Quand il désigne cette personne qui prend la mer, le terme de marin n'a pas de féminin. Et
Clarisse Crémer, franchissant la ligne du Vendée Globe en 2021 aurait bien voulu qu'il n'en soit pas question, pour se glisser tout simplement dans les rangs, non genrés, de ceux qui ont accompli l'exploit de faire le tour du monde en solitaire.
Or non seulement son retour sur la terre ferme n'a cessé de lui rappeler sa condition de femme dans un métier très masculin, les médias en font leurs choux gras, mais en outre elle s'est rendue compte que c'était à cette condition qu'elle avait dû d'avoir été sponsorisée. Et ironie du sort, c'est à cette même condition qu'elle dût d'être abandonnée, par le même sponsor. Car être femme c'est aussi et parfois être mère, une mère ne prendrait sans doute pas les mêmes risques qu'une femme sans enfant. Ne ferait donc pas le même spectacle dans les médias. Gardons à l'esprit que le mécénat n'a rien d'une entreprise philanthropique et qu'il s'agît bien de trouver une audience et le profit qui en découle.
Ce préambule un peu long pour une BD est pourtant ce que
Clarisse Crémer nous fait comprendre en autres choses, plus humaines celles-là, plus techniques aussi dans cette formidable aventure qu'est le tour du monde à la voile. Mais disons le aussi, qui ne serait pas possible sans ces mêmes sponsors.
Cette BD est absolument passionnante aux yeux du néophyte en matière de navigation que je suis. Elle est bien construite selon une trame chronologique, depuis la prise de décision, la préparation technique, physique, mentale, jusqu'à la course en elle-même et son prolongement : ce qui peut devenir une carrière de navigateur solitaire. Ce navigateur étant une navigatrice,
Clarisse Crémer, laquelle vient de se qualifier pour le prochain Vendée Globe (départ en novembre de cette année), au cours duquel elle affrontera entre autres le compagnon de sa vie Tanguy Leturquais.

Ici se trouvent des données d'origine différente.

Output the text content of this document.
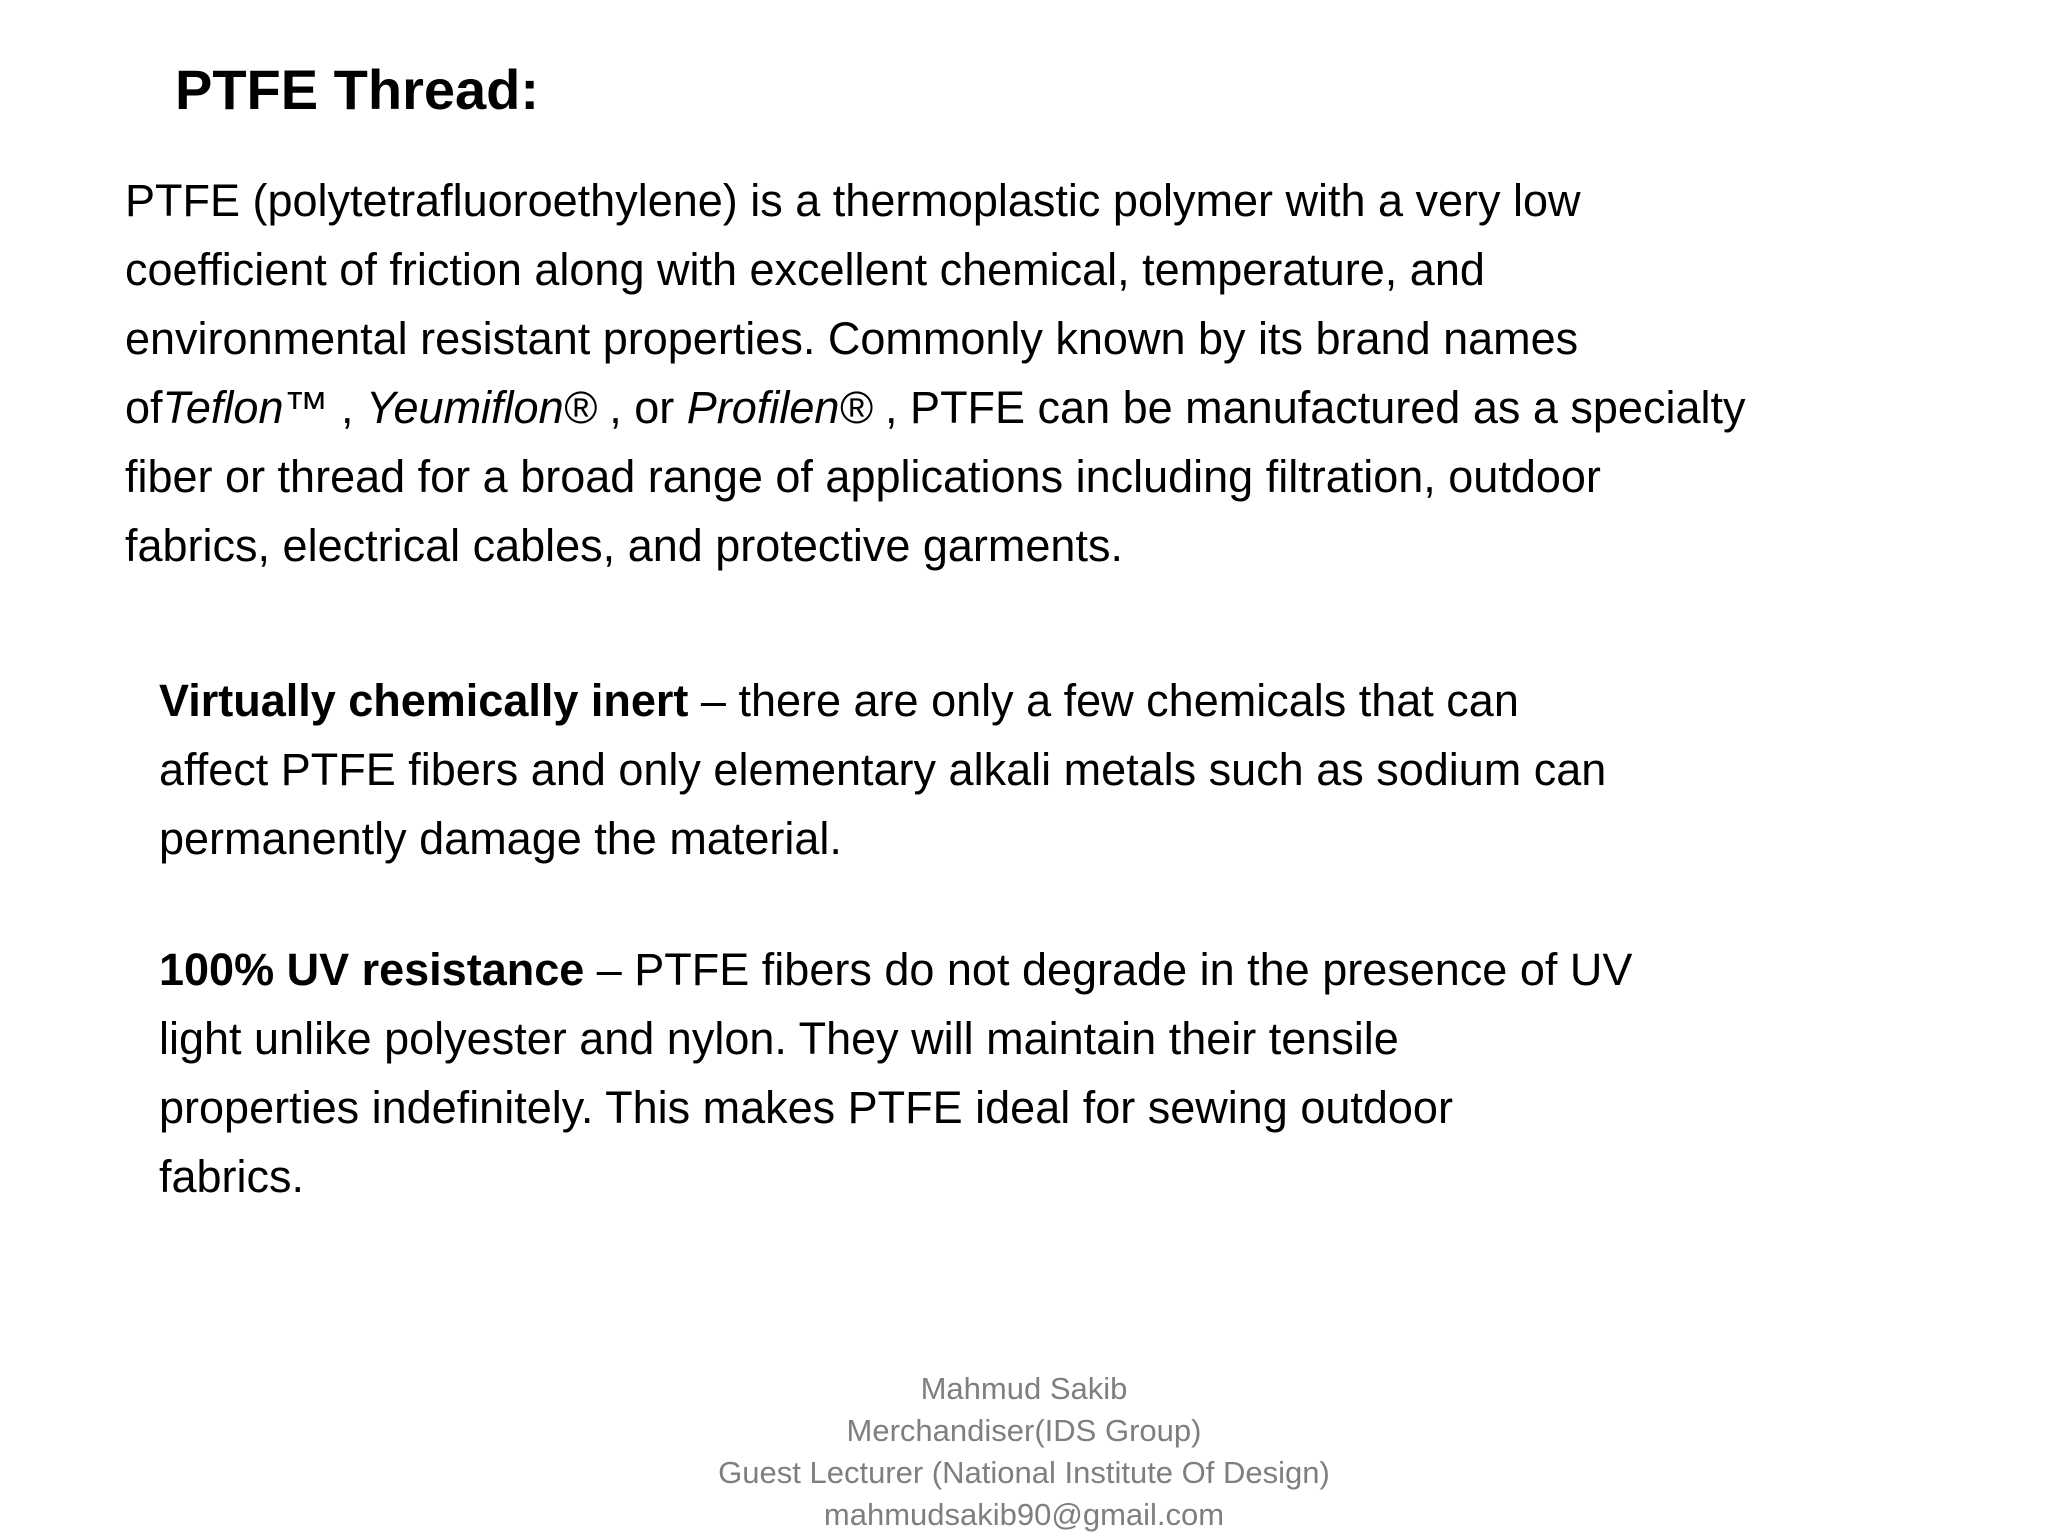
PTFE Thread:
PTFE (polytetrafluoroethylene) is a thermoplastic polymer with a very low
coefficient of friction along with excellent chemical, temperature, and
environmental resistant properties. Commonly known by its brand names
ofTeflon™ , Yeumiflon® , or Profilen® , PTFE can be manufactured as a specialty
fiber or thread for a broad range of applications including filtration, outdoor
fabrics, electrical cables, and protective garments.
Virtually chemically inert – there are only a few chemicals that can
affect PTFE fibers and only elementary alkali metals such as sodium can
permanently damage the material.
100% UV resistance – PTFE fibers do not degrade in the presence of UV
light unlike polyester and nylon. They will maintain their tensile
properties indefinitely. This makes PTFE ideal for sewing outdoor
fabrics.
Mahmud Sakib
Merchandiser(IDS Group)
Guest Lecturer (National Institute Of Design)
mahmudsakib90@gmail.com
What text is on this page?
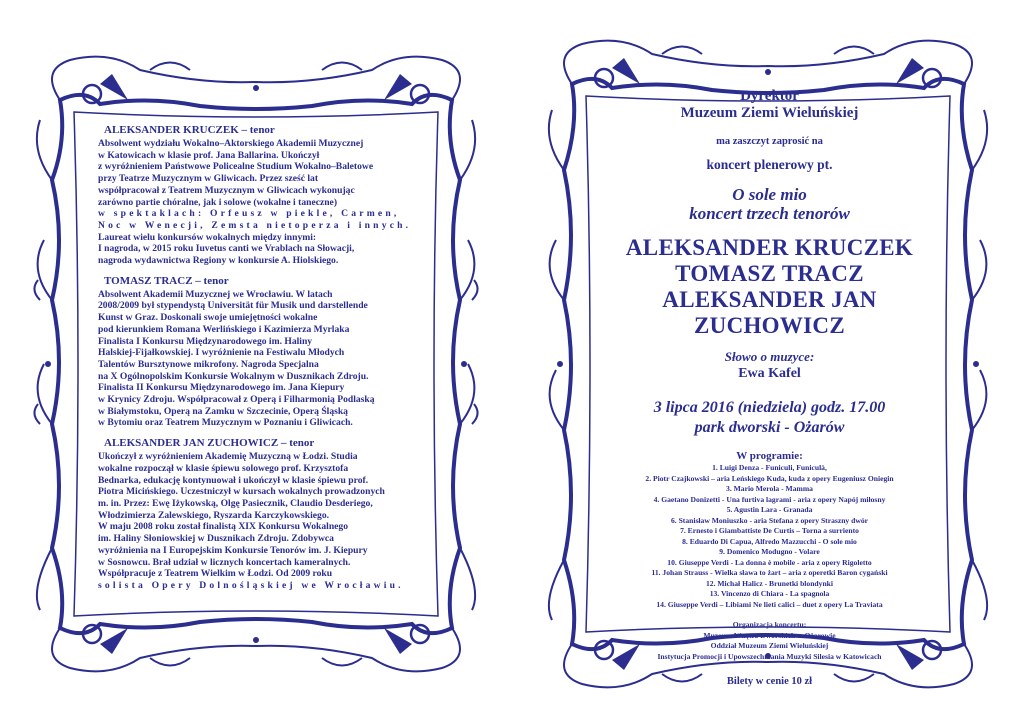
ALEKSANDER KRUCZEK – tenor
Absolwent wydziału Wokalno–Aktorskiego Akademii Muzycznej
w Katowicach w klasie prof. Jana Ballarina. Ukończył
z wyróżnieniem Państwowe Policealne Studium Wokalno–Baletowe
przy Teatrze Muzycznym w Gliwicach. Przez sześć lat
współpracował z Teatrem Muzycznym w Gliwicach wykonując
zarówno partie chóralne, jak i solowe (wokalne i taneczne)
w spektaklach: Orfeusz w piekle, Carmen,
Noc w Wenecji, Zemsta nietoperza i innych.
Laureat wielu konkursów wokalnych między innymi:
I nagroda, w 2015 roku Iuvetus canti we Vrablach na Słowacji,
nagroda wydawnictwa Regiony w konkursie A. Hiolskiego.
TOMASZ TRACZ – tenor
Absolwent Akademii Muzycznej we Wrocławiu. W latach
2008/2009 był stypendystą Universität für Musik und darstellende
Kunst w Graz. Doskonali swoje umiejętności wokalne
pod kierunkiem Romana Werlińskiego i Kazimierza Myrlaka
Finalista I Konkursu Międzynarodowego im. Haliny
Halskiej-Fijałkowskiej. I wyróżnienie na Festiwalu Młodych
Talentów Bursztynowe mikrofony. Nagroda Specjalna
na X Ogólnopolskim Konkursie Wokalnym w Dusznikach Zdroju.
Finalista II Konkursu Międzynarodowego im. Jana Kiepury
w Krynicy Zdroju. Współpracował z Operą i Filharmonią Podlaską
w Białymstoku, Operą na Zamku w Szczecinie, Operą Śląską
w Bytomiu oraz Teatrem Muzycznym w Poznaniu i Gliwicach.
ALEKSANDER JAN ZUCHOWICZ – tenor
Ukończył z wyróżnieniem Akademię Muzyczną w Łodzi. Studia
wokalne rozpoczął w klasie śpiewu solowego prof. Krzysztofa
Bednarka, edukację kontynuował i ukończył w klasie śpiewu prof.
Piotra Micińskiego. Uczestniczył w kursach wokalnych prowadzonych
m. in. Przez: Ewę Iżykowską, Olgę Pasiecznik, Claudio Desderiego,
Włodzimierza Zalewskiego, Ryszarda Karczykowskiego.
W maju 2008 roku został finalistą XIX Konkursu Wokalnego
im. Haliny Słoniowskiej w Dusznikach Zdroju. Zdobywca
wyróżnienia na I Europejskim Konkursie Tenorów im. J. Kiepury
w Sosnowcu. Brał udział w licznych koncertach kameralnych.
Współpracuje z Teatrem Wielkim w Łodzi. Od 2009 roku
solista Opery Dolnośląskiej we Wrocławiu.
Dyrektor
Muzeum Ziemi Wieluńskiej
ma zaszczyt zaprosić na
koncert plenerowy pt.
O sole mio
koncert trzech tenorów
ALEKSANDER KRUCZEK
TOMASZ TRACZ
ALEKSANDER JAN ZUCHOWICZ
Słowo o muzyce:
Ewa Kafel
3 lipca 2016 (niedziela) godz. 17.00
park dworski - Ożarów
W programie:
1. Luigi Denza - Funiculi, Funiculà,
2. Piotr Czajkowski – aria Leńskiego Kuda, kuda z opery Eugeniusz Oniegin
3. Mario Merola - Mamma
4. Gaetano Donizetti - Una furtiva lagrami - aria z opery Napój miłosny
5. Agustin Lara - Granada
6. Stanisław Moniuszko - aria Stefana z opery Straszny dwór
7. Ernesto i Giambattiste De Curtis – Torna a surriento
8. Eduardo Di Capua, Alfredo Mazzucchi - O sole mio
9. Domenico Modugno - Volare
10. Giuseppe Verdi - La donna è mobile - aria z opery Rigoletto
11. Johan Strauss - Wielka sława to żart – aria z operetki Baron cygański
12. Michał Halicz - Brunetki blondynki
13. Vincenzo di Chiara - La spagnola
14. Giuseppe Verdi – Libiami Ne lieti calici – duet z opery La Traviata
Organizacja koncertu:
Muzeum Wnętrz Dworskich w Ożarowie
Oddział Muzeum Ziemi Wieluńskiej
Instytucja Promocji i Upowszechniania Muzyki Silesia w Katowicach
Bilety w cenie 10 zł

A parler de BD il faut évoquer la partie graphique : la force du dessin de celle-ci est de faire passer des états d'âme, des émotions avec un graphisme qui peut paraître simpliste, presque naïf parfois. Il est toutefois très précis, jusqu'à être pédagogique quand il s'agit de décrire les aspects techniques de la discipline. le profane peut y apprendre énormément de chose sur les bateaux et la course au large.
Solitaire. Petit triangle de voile dans une grande page toute noire. Seul(e) dans la nuit face à l'océan. Face à l'univers peut-on extrapoler sans forcer le trait. le dessin décrit mieux que toute parole cette solitude. A la fois angoissante et grandissante de la personne face au monde vidé des autres, au monde si plein de mystère. Et c'est sans doute ce qui aspire le marin vers pareille épreuve. Seul(e) face à soi-même. Face à ce qui préside à la vie.
J'ai adoré cette BD. Elle est empreinte de réalité, de sincérité. On y perçoit à la fois la force et la faiblesse du personnage. Entre doute et détermination. Tout ce qui fait qu'une personne reste un être humain fût-elle devenue une vedette pour ses contemporains, un symbole, un exemple aussi peut-être. Un sujet d'admiration pour celui ou celle qui déplace des montagnes ou affronte les gigantesques déferlantes quand tant d'autres se contentent de vivre au jour le jour.
Beaucoup se sujets sont abordés dans cette BD de plus de deux cents pages écrite et dessinée à quatre mains avec
Maud Benezit, en particulier l'impact de l'Homme sur son environnement. Un ouvrage plein d'enseignements et d'émotions. Bravo pour l'initiative et sa réalisation.